Вот на кой черт он полез, думал Вадя. Как завтра друзьям об этом сообщить? Они-то скажут что-то вроде: «Молодец у тебя батя, надо было вообще башку ему оторвать!», но вот подумают-то, что побежал заступаться как за маленького, а все потому, что сам Вадя не может… Такие бредовые мысли роились у Вадима в мозгу, а между тем не приходил ему в голову главный и единственно значимый вопрос: что будет с Витей дальше, как он себя поведет, если все обойдется, и какие последствия это событие будет иметь.
А последствия уже наступали. Виктор не стал ничего скрывать и выдумывать нелепые истории о том, как упал с лестницы, и сказал врачам, что его избили. Врачи, в свою очередь, сообщили в милицию, как должны делать в подобных случаях. В тот же вечер пришли милиционеры, зафиксировали Витино состояние, однако разговор с потерпевшим отложили по настоянию врачей на завтра, потому что сегодня Вите предстояли кое-какие процедуры, да к тому же чувствовал он себя не очень-то хорошо, страдая от болей во всем теле, тошноты и головокружения.

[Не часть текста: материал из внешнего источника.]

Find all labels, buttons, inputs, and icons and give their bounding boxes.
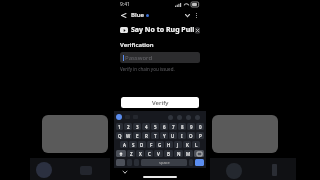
button[interactable]: 4 <box>142 123 150 130</box>
button[interactable]: U <box>169 132 177 139</box>
button[interactable]: D <box>138 141 146 148</box>
staticText: V <box>157 151 160 157</box>
button[interactable]: 2 <box>124 123 132 130</box>
button[interactable]: More <box>195 115 200 120</box>
staticText: H <box>167 142 171 148</box>
button[interactable]: Z <box>127 150 135 157</box>
button[interactable]: L <box>192 141 200 148</box>
button[interactable]: N <box>174 150 183 157</box>
staticText: B <box>167 151 170 157</box>
staticText: O <box>189 133 193 139</box>
staticText: Verify <box>152 99 169 107</box>
button[interactable]: Blue <box>131 11 149 19</box>
staticText: 2 <box>127 124 130 130</box>
button[interactable]: R <box>142 132 150 139</box>
button[interactable]: Symbols <box>116 159 125 166</box>
button[interactable]: V <box>154 150 163 157</box>
button[interactable]: E <box>133 132 141 139</box>
button[interactable]: 5 <box>151 123 159 130</box>
button[interactable]: 7 <box>169 123 177 130</box>
staticText: X <box>139 151 142 157</box>
button[interactable]: K <box>183 141 191 148</box>
button[interactable]: space <box>141 159 187 166</box>
staticText: Y <box>163 133 166 139</box>
button[interactable]: A <box>120 141 128 148</box>
button[interactable]: Clipboard <box>186 115 191 120</box>
button[interactable]: 6 <box>160 123 168 130</box>
button[interactable]: Backspace <box>194 150 204 157</box>
button[interactable]: H <box>165 141 173 148</box>
button[interactable]: More options <box>192 11 201 20</box>
staticText: F <box>150 142 153 148</box>
staticText: Blue <box>131 11 144 19</box>
button[interactable]: G <box>156 141 164 148</box>
staticText: D <box>140 142 144 148</box>
button[interactable]: P <box>196 132 204 139</box>
button[interactable]: Emoji <box>134 159 139 166</box>
button[interactable]: Period <box>189 159 193 166</box>
staticText: 3 <box>136 124 139 130</box>
button[interactable]: Enter <box>195 159 204 166</box>
staticText: Verify in chain you issued. <box>120 66 175 72</box>
staticText: 8 <box>181 124 184 130</box>
staticText: Password <box>125 54 153 62</box>
staticText: Q <box>118 133 122 139</box>
staticText: 5 <box>154 124 157 130</box>
staticText: M <box>186 151 191 157</box>
staticText: G <box>158 142 162 148</box>
staticText: R <box>145 133 148 139</box>
staticText: Say No to Rug Pull <box>131 25 195 35</box>
button[interactable]: 0 <box>196 123 204 130</box>
button[interactable]: Back <box>119 11 128 20</box>
button[interactable]: I <box>178 132 186 139</box>
button[interactable]: X <box>136 150 144 157</box>
button[interactable]: T <box>151 132 159 139</box>
button[interactable]: 8 <box>178 123 186 130</box>
button[interactable]: 3 <box>133 123 141 130</box>
button[interactable]: F <box>147 141 155 148</box>
staticText: 9 <box>190 124 193 130</box>
staticText: 1 <box>118 124 121 130</box>
button[interactable]: W <box>124 132 132 139</box>
button[interactable]: O <box>187 132 195 139</box>
staticText: N <box>177 151 181 157</box>
button[interactable]: Verify <box>121 97 199 108</box>
staticText: A <box>123 142 126 148</box>
button[interactable]: Password <box>120 52 200 63</box>
button[interactable]: Q <box>116 132 123 139</box>
staticText: T <box>154 133 157 139</box>
staticText: space <box>159 160 170 165</box>
staticText: 9:41 <box>120 1 130 8</box>
staticText: L <box>195 142 198 148</box>
staticText: 4 <box>145 124 148 130</box>
staticText: Verification <box>120 41 154 49</box>
staticText: U <box>171 133 175 139</box>
button[interactable]: Hide keyboard <box>122 169 128 175</box>
button[interactable]: M <box>184 150 193 157</box>
button[interactable]: Y <box>160 132 168 139</box>
button[interactable]: B <box>164 150 173 157</box>
staticText: J <box>177 142 179 148</box>
button[interactable]: Sticker <box>177 115 182 120</box>
button[interactable]: Expand <box>183 11 192 20</box>
staticText: 0 <box>199 124 202 130</box>
button[interactable]: 9 <box>187 123 195 130</box>
button[interactable]: Comma <box>127 159 132 166</box>
button[interactable]: 1 <box>116 123 123 130</box>
staticText: E <box>136 133 139 139</box>
button[interactable]: Settings <box>168 115 173 120</box>
staticText: W <box>126 133 131 139</box>
button[interactable]: C <box>145 150 153 157</box>
staticText: Z <box>130 151 133 157</box>
button[interactable]: J <box>174 141 182 148</box>
button[interactable]: S <box>129 141 137 148</box>
button[interactable]: Voice input <box>116 114 122 120</box>
staticText: 7 <box>172 124 175 130</box>
staticText: K <box>186 142 189 148</box>
staticText: S <box>132 142 135 148</box>
staticText: I <box>181 133 183 139</box>
button[interactable]: Close <box>195 27 200 34</box>
button[interactable]: Shift <box>116 150 126 157</box>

На другой день Вадим позвонил Деду сказать, что поход во имя мести отменяется. Своим звонком он опередил Деда, который сам уже был готов сообщить Вадиму, что со вчерашнего вечера не перестает блевать в унитаз: чем-то, видимо, отравился или просто перепил, и вообще так ему плохо, что почти помирает. Конечно, это было бы неправдой, потому что чувствовал себя Дед прекрасно и с самого утра, позавтракав, смотрел телевизор и наслаждался жизнью. Мобильника у него не было, а потому Вадим позвонил ему на домашний, и Дед, подняв трубку, тихо (на всякий случай) сказал:
– Алло.
– Дед, привет. Это Вадим.
Дед добавил хрипотцы и стал говорить еще тише и протяжнее, как будто голосовые связки двигаются с усилием, а слова даются с трудом:
– Вадя. Здорово.
Предусмотрительно не стал он выкладывать сразу версию о своей болезни, а решил послушать, что скажет Вадим. Неспроста же он звонит.
– Слушай, Дед, у нас, похоже, сегодня все отменяется.
Дед, конечно, обрадовался, но виду не подал:
– А чё так?
– Да вчера, пока мы тут бухали, батя подъехал к этому чёрту поговорить. Короче, он теперь в больнице.
– Да, батя твой мог… Серьезно там?
– Да хрен знает. Сотрясение, рука сломана, с рожей что-то.
– Ебать…
– Да. Так что, короче, отбой с этой темой.
– Ну да, ясное дело… Жалко… Я думал сам ему ёбнуть разок-другой…
– Ладно, Дед, давай, щас остальных предупрежу…
– Ладно, давай.
Дед только порадовался такому развитию событий.
В конце концов, думал он, от такого исхода всем хорошо. Да изначально идея нелепая была, и взяться за такое – дураком надо быть. И отец Вадин оказался дураком еще большим, чем Вадя. Точно буйвол безмозглый. «Теперь главное, чтобы выкрутился. А то ведь и посадить могут. А это будет вообще некстати, потому как планы у нас с пацанами серьезные, а без денег, которые есть только у Вади (вернее, у его папы), про них можно забыть. Ладно, посмотрим».
Так думал Дед, сидя на диване и переключая телевизионные каналы.